Ano de guerra em Gaza trouxe “crise humanitária, diplomática e moral”
"Há algo fundamentalmente errado na forma como esta guerra está a ser conduzida", disse Guterres, para quem proibir a atividade da UNRWA "seria uma catástrofe que se somaria ao que já é um desastre".
A guerra em Gaza significou para o mundo “um ano de crises”, a nível humanitário, político, diplomático e moral, lamentou esta terça-feira o secretário-geral da ONU, António Guterres, prevendo a entrada do conflito numa fase “atroz e abominável”.
Gaza “tornou-se o marco zero para um nível de sofrimento humano difícil de conceber”, afirmou o secretário-geral à imprensa, em Nova Iorque, antes de se focar nos deslocamentos massivos – como o caso de uma família forçada a mudar-se seis vezes –, as mortes de mulheres e crianças, de jornalistas, assim como nos ataques a hospitais e escolas. “Há algo fundamentalmente errado na forma como esta guerra está a ser conduzida”, avaliou Guterres.
O ex-primeiro-ministro português dedicou especial atenção à Agência da ONU para os Refugiados Palestinianos (UNRWA), que está prestes a ser declarada ilegal pelo parlamento israelita, após ter sido superado o primeiro procedimento parlamentar.
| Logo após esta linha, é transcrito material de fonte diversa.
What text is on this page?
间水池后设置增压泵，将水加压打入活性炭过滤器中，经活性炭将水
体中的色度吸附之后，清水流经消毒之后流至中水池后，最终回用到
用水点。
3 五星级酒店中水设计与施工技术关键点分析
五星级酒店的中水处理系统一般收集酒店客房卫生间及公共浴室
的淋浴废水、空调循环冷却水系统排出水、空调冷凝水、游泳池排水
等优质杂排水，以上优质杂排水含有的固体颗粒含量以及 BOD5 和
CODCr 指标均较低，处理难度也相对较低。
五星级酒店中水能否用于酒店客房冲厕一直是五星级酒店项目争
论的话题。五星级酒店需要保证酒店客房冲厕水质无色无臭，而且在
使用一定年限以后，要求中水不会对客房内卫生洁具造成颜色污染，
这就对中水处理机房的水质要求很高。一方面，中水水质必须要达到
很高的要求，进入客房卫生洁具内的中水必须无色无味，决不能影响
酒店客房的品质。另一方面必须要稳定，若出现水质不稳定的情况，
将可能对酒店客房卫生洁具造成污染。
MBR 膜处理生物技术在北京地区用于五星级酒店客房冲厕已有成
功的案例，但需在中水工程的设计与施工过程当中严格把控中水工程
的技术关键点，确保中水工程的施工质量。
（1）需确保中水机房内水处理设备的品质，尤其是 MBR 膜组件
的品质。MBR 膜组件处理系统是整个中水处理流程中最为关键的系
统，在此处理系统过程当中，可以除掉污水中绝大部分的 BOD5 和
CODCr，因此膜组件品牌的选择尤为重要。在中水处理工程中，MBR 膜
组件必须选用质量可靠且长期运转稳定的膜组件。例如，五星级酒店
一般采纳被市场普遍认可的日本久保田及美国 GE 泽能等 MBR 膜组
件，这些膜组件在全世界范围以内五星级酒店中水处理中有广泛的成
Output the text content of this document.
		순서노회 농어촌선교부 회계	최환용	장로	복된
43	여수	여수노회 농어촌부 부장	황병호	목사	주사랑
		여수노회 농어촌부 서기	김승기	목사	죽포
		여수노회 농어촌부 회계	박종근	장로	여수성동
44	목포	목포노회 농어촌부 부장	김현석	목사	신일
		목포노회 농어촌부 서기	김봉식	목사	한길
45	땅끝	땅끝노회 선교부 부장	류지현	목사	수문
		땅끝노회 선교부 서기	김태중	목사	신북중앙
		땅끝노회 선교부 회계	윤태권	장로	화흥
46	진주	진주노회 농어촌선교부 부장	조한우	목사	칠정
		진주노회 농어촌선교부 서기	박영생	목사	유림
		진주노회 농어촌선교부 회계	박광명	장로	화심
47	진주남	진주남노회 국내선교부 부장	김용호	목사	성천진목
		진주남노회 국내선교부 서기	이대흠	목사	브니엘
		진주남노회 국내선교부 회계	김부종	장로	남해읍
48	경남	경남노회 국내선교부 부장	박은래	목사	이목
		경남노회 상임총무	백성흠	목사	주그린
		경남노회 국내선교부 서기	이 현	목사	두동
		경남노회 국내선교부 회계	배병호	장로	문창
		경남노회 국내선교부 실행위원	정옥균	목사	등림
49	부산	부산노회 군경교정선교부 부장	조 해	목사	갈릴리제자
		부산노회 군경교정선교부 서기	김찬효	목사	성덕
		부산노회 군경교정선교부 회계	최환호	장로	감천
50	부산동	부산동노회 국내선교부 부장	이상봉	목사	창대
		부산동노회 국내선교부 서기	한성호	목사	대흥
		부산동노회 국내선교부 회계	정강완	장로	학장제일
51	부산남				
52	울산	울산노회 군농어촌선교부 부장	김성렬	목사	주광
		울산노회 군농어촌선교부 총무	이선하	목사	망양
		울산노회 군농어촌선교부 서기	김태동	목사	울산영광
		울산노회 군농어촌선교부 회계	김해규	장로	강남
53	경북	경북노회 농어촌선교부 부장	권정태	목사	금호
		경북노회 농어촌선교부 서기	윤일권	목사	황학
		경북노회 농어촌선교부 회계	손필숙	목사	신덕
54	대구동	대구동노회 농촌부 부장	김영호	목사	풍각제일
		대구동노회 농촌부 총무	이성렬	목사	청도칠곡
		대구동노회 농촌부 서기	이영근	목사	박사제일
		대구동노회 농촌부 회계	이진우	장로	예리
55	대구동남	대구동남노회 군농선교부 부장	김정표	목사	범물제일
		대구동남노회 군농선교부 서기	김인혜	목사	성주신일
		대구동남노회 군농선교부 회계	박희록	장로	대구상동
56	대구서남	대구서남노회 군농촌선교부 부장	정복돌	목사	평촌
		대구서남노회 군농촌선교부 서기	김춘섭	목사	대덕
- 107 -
O líder das Nações Unidas disse ter escrito pessoalmente uma carta ao primeiro-ministro israelita, Benjamin Netanyahu – que não responde às suas tentativas de contacto há um ano – para expressar a sua séria preocupação com o futuro da UNRWA, “a espinha dorsal da resposta humanitária em Gaza”.
Guterres alertou Israel que proibir a UNRWA “iria diametralmente opor-se à Carta das Nações Unidas e violaria as obrigações de Israel ao abrigo do direito internacional”, porque “as leis nacionais não podem alterar essas obrigações”. Na carta, o secretário-geral afirma que proibir as atividades da UNRWA “seria uma catástrofe que se somaria ao que já é um desastre absoluto”, o que também complicaria a situação política, uma vez que a conduziria a uma maior instabilidade e insegurança.
Além disso, António Guterres alertou contra a extensão do conflito ao Líbano e a outras regiões vizinhas, e equiparou a situação no Médio Oriente a “um barril de pólvora com muitas partes a segurar o fósforo”. O líder da ONU frisou que ainda há tempo para parar a escalada no Líbano, apesar dos bombardeamentos em áreas civis, do deslocamento de milhares de pessoas e das incursões terrestres de Israel em resposta aos ataques aéreos do Hezbollah.
Guterres quis também prestar homenagem aos “homens e mulheres da UNIFIL (missão da ONU no sul do Líbano) que servem naquele que é hoje o ambiente mais complicado para capacetes azuis em qualquer lugar do mundo”. “Todas as partes devem garantir a sua segurança” a esses quase 10.000 agentes, afirmou.
Israel pediu à UNIFIL que evacuasse parte das suas posições na área perto da fronteira, mas a missão recusou-se a cumprir essas ordens, acrescentando um novo fator de tensão entre Israel e a ONU. Além disso, Guterres apelou a um maior compromisso internacional com o Líbano no capítulo financeiro, uma vez que dos 426 milhões de dólares (467,4 milhões de euros) necessários para responder ao apelo humanitário, apenas 12% foram arrecadados.
Finalmente, o chefe da ONU reiterou mais uma vez o seu apelo ao cessar-fogo tanto em Gaza como no Líbano, assim como à libertação incondicional dos reféns detidos pelo Hamas e à entrada imediata de assistência humanitária aos habitantes de Gaza, que foi dificultada por numerosos obstáculos impostos por Israel.